Можно было приближаться - так остро - отдаляться, может даже они схватились бы на смерть?
Всегда быть этом состоянии: гнев, ненависть, небывалая близость, готовность причинить боль, готовность принять ее.
Но такая жизнь закончится трагедией. Он представил себе какой-нибудь склад - вроде того рыбного, где он, затаившись, впитывал прикосновения его пальцев. Место, похожее на те, где он рискует жизнью просто потому, что это забавно. Джек, которого покидает жизнь - пуля в голову, бам! Самоубийственная шутка…
Он приблизился к Джокеру, почти прижимаясь к его груди. Мысль о подчиненном положении полоснула, как лезвие, и если бы продлилась, то могла бы, наверное, оскопить его.
Есть предел и для этого человека? Джокер чувствует то же самое? Ему так тяжело?
Они были совсем рядом.
Это было не слишком любезно с его стороны, но Брюс позволил ему уложить ладонь на свое бедро уже знакомым жестом, моментально входя в яростное возбуждение.
Возвышенные мысли и низменные страхи испарились.

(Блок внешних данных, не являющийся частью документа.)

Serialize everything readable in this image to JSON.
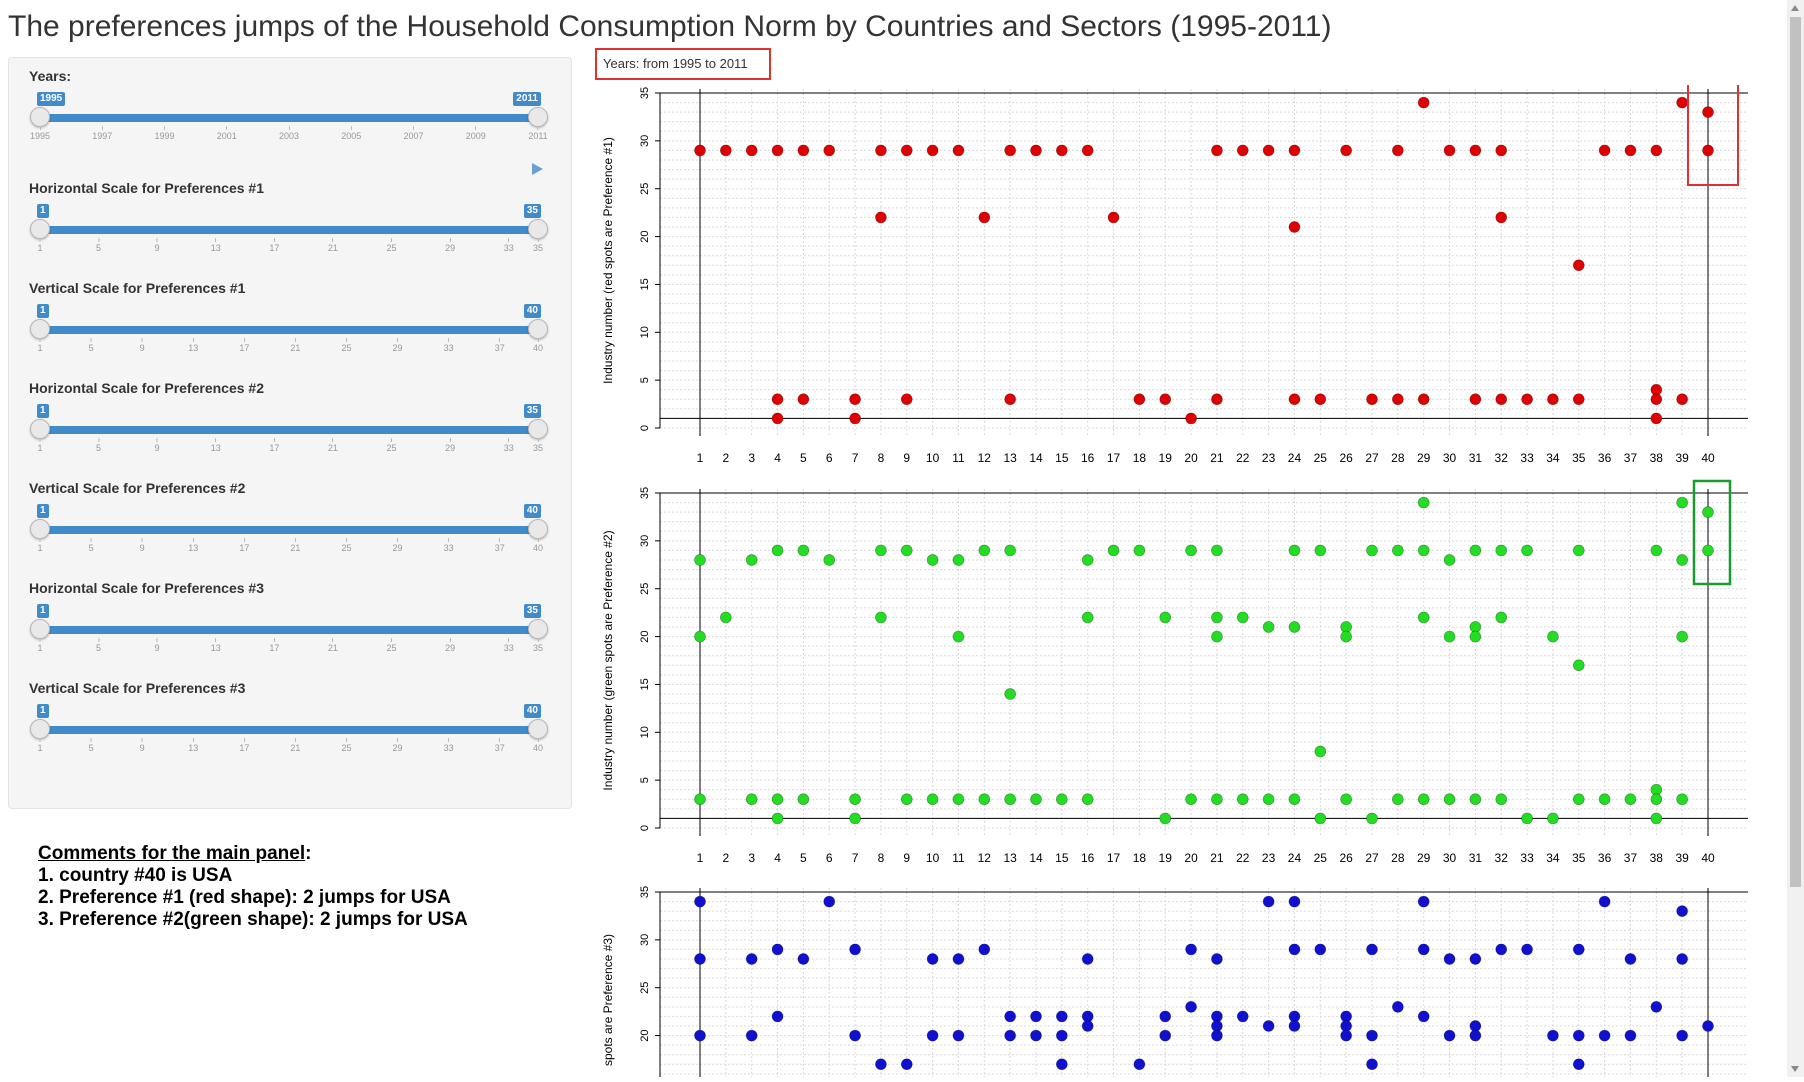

Остановиться было не слишком легко и ладонь попала в плен, удерживаемая на том же месте.
- О, такие нежные мальчики не должны подходить к незнакомым дядям, как ты думаешь? - невнятно усмехнулся Джокер, впервые невысоко оценивающий бурное развитие событий: выбранный прежде способ манипулирования этим человеком был слишком тревожным и болезненным. - Ты так не считаешь?

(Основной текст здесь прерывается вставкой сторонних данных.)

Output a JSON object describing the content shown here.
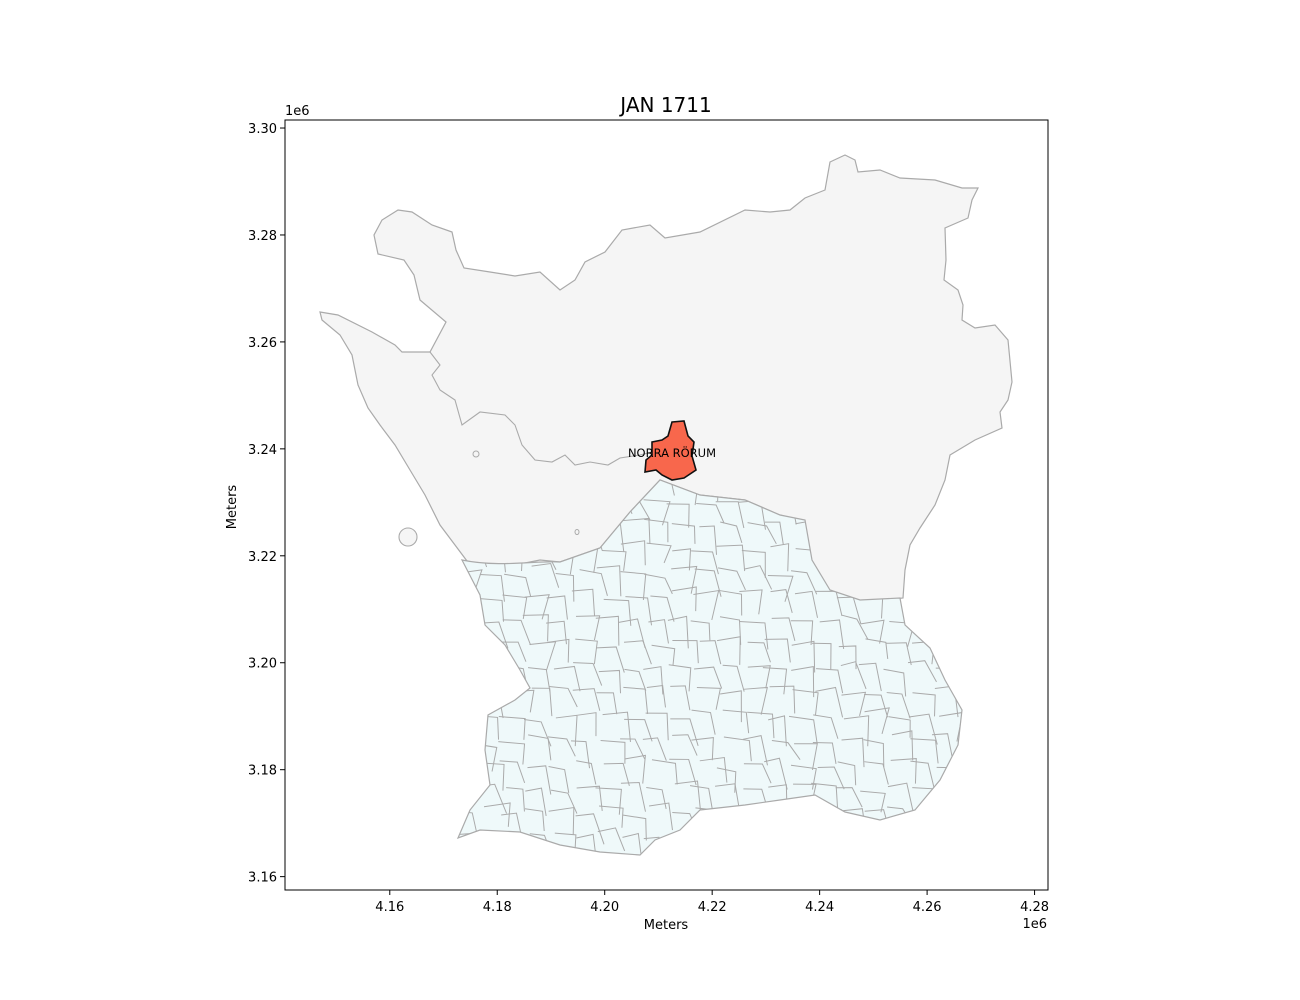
{
  "chart_data": {
    "type": "map",
    "title": "JAN 1711",
    "xlabel": "Meters",
    "ylabel": "Meters",
    "x_offset_label": "1e6",
    "y_offset_label": "1e6",
    "xlim": [
      4.1405,
      4.2825
    ],
    "ylim": [
      3.1575,
      3.3015
    ],
    "x_ticks": [
      4.16,
      4.18,
      4.2,
      4.22,
      4.24,
      4.26,
      4.28
    ],
    "x_tick_labels": [
      "4.16",
      "4.18",
      "4.20",
      "4.22",
      "4.24",
      "4.26",
      "4.28"
    ],
    "y_ticks": [
      3.16,
      3.18,
      3.2,
      3.22,
      3.24,
      3.26,
      3.28,
      3.3
    ],
    "y_tick_labels": [
      "3.16",
      "3.18",
      "3.20",
      "3.22",
      "3.24",
      "3.26",
      "3.28",
      "3.30"
    ],
    "grid": false,
    "highlighted_region": {
      "label": "NORRA RÖRUM",
      "x": 4.2125,
      "y": 3.2386
    },
    "colors": {
      "highlight_fill": "#f8674c",
      "highlight_stroke": "#111111",
      "north_fill": "#f5f5f5",
      "south_fill": "#eff9fa",
      "border": "#aaaaaa"
    }
  }
}
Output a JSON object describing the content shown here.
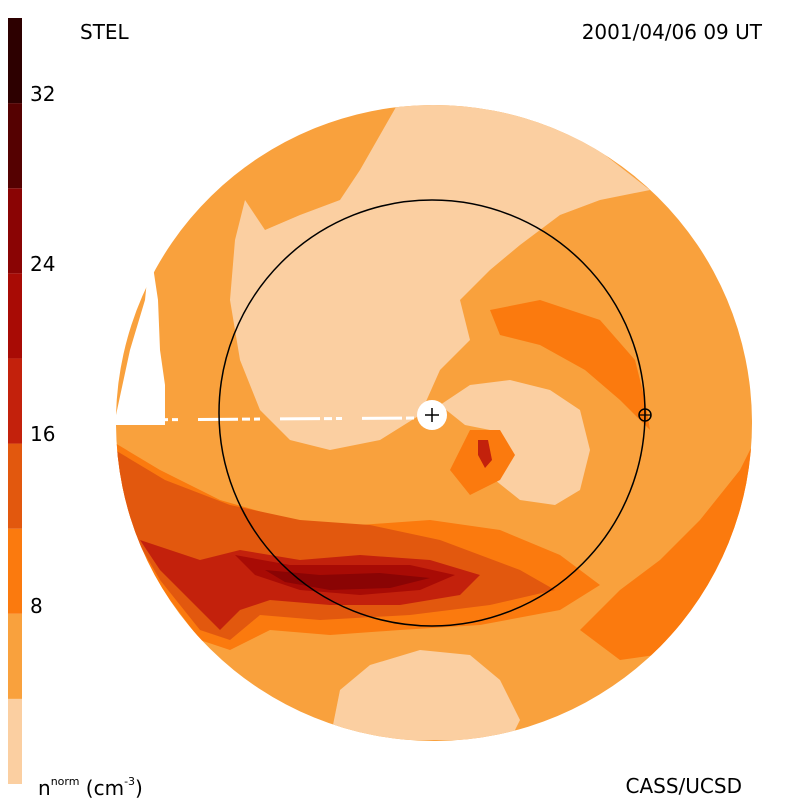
{
  "header": {
    "source": "STEL",
    "timestamp": "2001/04/06 09 UT"
  },
  "footer": {
    "credit": "CASS/UCSD",
    "units_prefix": "n",
    "units_sup": "norm",
    "units_suffix": " (cm",
    "units_exp": "-3",
    "units_close": ")"
  },
  "colorbar": {
    "ticks": [
      "32",
      "24",
      "16",
      "8"
    ],
    "levels": [
      {
        "from": 0,
        "to": 4,
        "color": "#fbcfa1"
      },
      {
        "from": 4,
        "to": 8,
        "color": "#f9a13d"
      },
      {
        "from": 8,
        "to": 12,
        "color": "#fb7a0e"
      },
      {
        "from": 12,
        "to": 16,
        "color": "#e2580e"
      },
      {
        "from": 16,
        "to": 20,
        "color": "#c3210c"
      },
      {
        "from": 20,
        "to": 24,
        "color": "#a80b05"
      },
      {
        "from": 24,
        "to": 28,
        "color": "#8a0404"
      },
      {
        "from": 28,
        "to": 32,
        "color": "#550101"
      },
      {
        "from": 32,
        "to": 36,
        "color": "#2d0000"
      }
    ]
  },
  "markers": {
    "sun": "sun-marker-icon",
    "earth": "earth-marker-icon"
  }
}
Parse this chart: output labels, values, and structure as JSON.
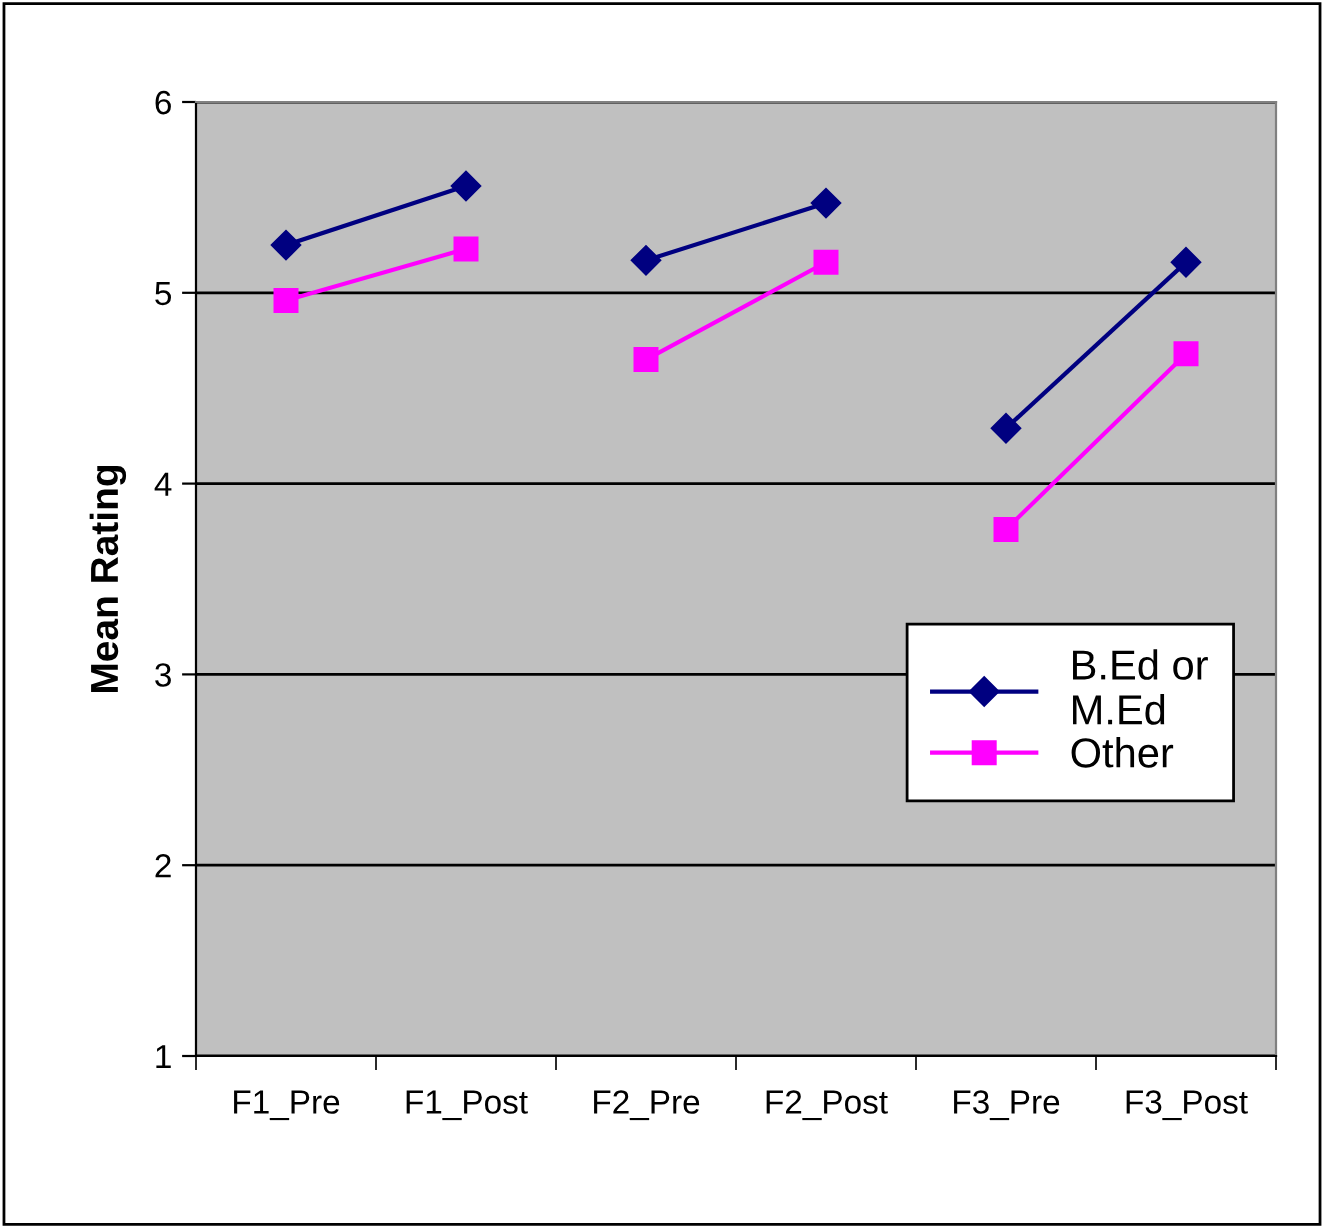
{
  "chart_data": {
    "type": "line",
    "ylabel": "Mean Rating",
    "categories": [
      "F1_Pre",
      "F1_Post",
      "F2_Pre",
      "F2_Post",
      "F3_Pre",
      "F3_Post"
    ],
    "series": [
      {
        "name": "B.Ed or\nM.Ed",
        "color": "#000080",
        "marker": "diamond",
        "values": [
          5.25,
          5.56,
          null,
          null,
          null,
          null
        ]
      },
      {
        "color": "#000080",
        "marker": "diamond",
        "values": [
          null,
          null,
          5.17,
          5.47,
          null,
          null
        ]
      },
      {
        "color": "#000080",
        "marker": "diamond",
        "values": [
          null,
          null,
          null,
          null,
          4.29,
          5.16
        ]
      },
      {
        "name": "Other",
        "color": "#ff00ff",
        "marker": "square",
        "values": [
          4.96,
          5.23,
          null,
          null,
          null,
          null
        ]
      },
      {
        "color": "#ff00ff",
        "marker": "square",
        "values": [
          null,
          null,
          4.65,
          5.16,
          null,
          null
        ]
      },
      {
        "color": "#ff00ff",
        "marker": "square",
        "values": [
          null,
          null,
          null,
          null,
          3.76,
          4.68
        ]
      }
    ],
    "ylim": [
      1,
      6
    ],
    "yticks": [
      1,
      2,
      3,
      4,
      5,
      6
    ],
    "grid": "y",
    "legend": "right",
    "line_style": "solid"
  }
}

- Мальчики, Джек, может и не должны, - жестко возразил Брюс, с удовольствием отмечая тень боли в расфокусированном медном взгляде: признак честности. - И мы знакомы. Еще как знакомы, весьма плотно, ты так не считаешь?
Непонятый псих - в самых лучших намерениях, между прочим - нахмурился и попытался отнять руку.